Over a one-year period, one child was detained twice, the longest for 11 days; the second child three times for up to nine days; and the third child ten times for up to 12 days.
One of them, known as DC, was made to wear an anti-suicide smock and detained in a padded cell. Another 13-year-old was placed in a padded cell as punishment for banging on his cell door after 8:30 pm.
DC also told QCAT he was "verbally threatened by the watch house officers." The tribunal found that when told a person had died in a car accident, a watch house officer said, "Shut up you wimp, stop fucking crying, that's what happens when you little cocksuckers steal cars. Your friend's dead now, there's nothing you can do so shut the fuck up."
QCAT ordered the state of Queensland to make an apology for its breach of human rights. Judicial member Peter Murphy ruled the children had also been discriminated against, but was overruled by members Stephen Lumb and Elizabeth Gaffney.
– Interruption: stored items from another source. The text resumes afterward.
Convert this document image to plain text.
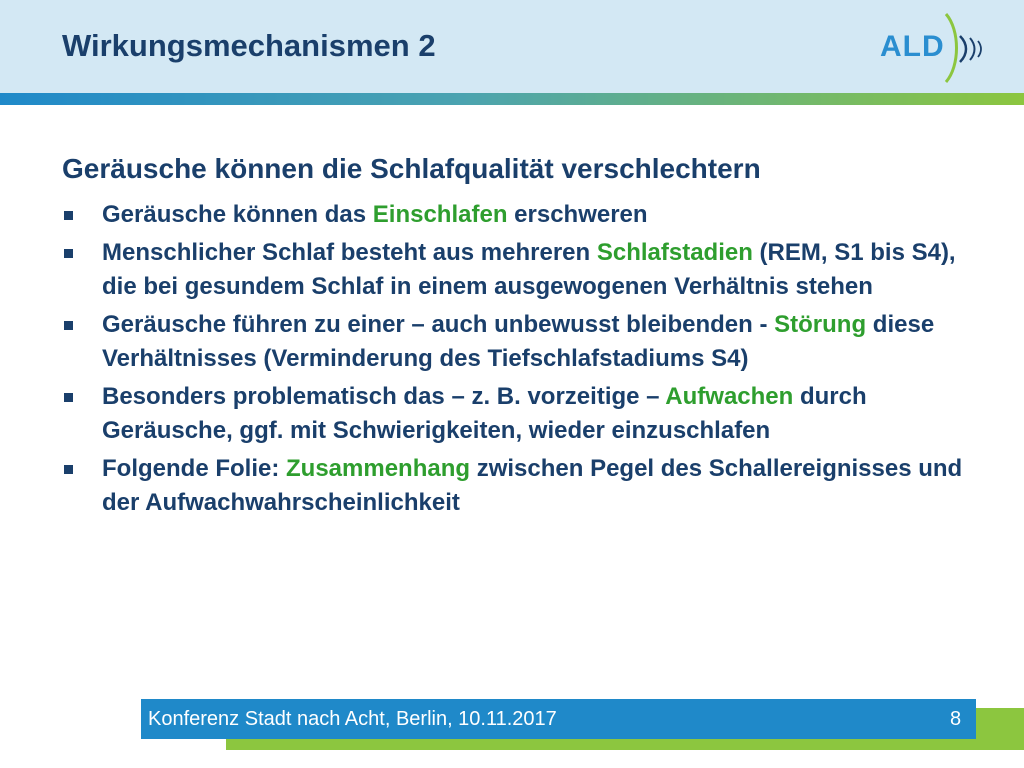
Wirkungsmechanismen 2	ALD
Geräusche können die Schlafqualität verschlechtern
Geräusche können das Einschlafen erschweren
Menschlicher Schlaf besteht aus mehreren Schlafstadien (REM, S1 bis S4), die bei gesundem Schlaf in einem ausgewogenen Verhältnis stehen
Geräusche führen zu einer – auch unbewusst bleibenden - Störung diese Verhältnisses (Verminderung des Tiefschlafstadiums S4)
Besonders problematisch das – z. B. vorzeitige – Aufwachen durch Geräusche, ggf. mit Schwierigkeiten, wieder einzuschlafen
Folgende Folie: Zusammenhang zwischen Pegel des Schallereignisses und der Aufwachwahrscheinlichkeit
Konferenz Stadt nach Acht, Berlin, 10.11.2017	8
As a result, the state will not be required to pay compensation.
Murphy wrote the state would have been liable for detaining them unlawfully but retroactively exempted itself from liability in legislation passed in 2023 under Labor.
Youth Advocacy Centre CEO Katherine Hayes said that, like other human rights cases, there were no consequences for the state's breach aside from "public shame." The case only applied to the specific facts of the three children but was also a general condemnation of the system. "Those facts are replicated every day across Queensland when kids are held, particularly in the Cairns watch house, more than two to a cell, which is happening today," she said.
There are now 45 children in adults-only watch houses, with stays of up to 12 days. Hayes said even the newest watch house, the Wacol remand centre, does not provide children natural light. "If you had any humanity, you wouldn't want to treat kids that way."
Minister for Police Dan Purdie did not answer questions about whether the government would make the apology, blaming the former Labor government. He said the government had invested $16 million in "a full system overhaul."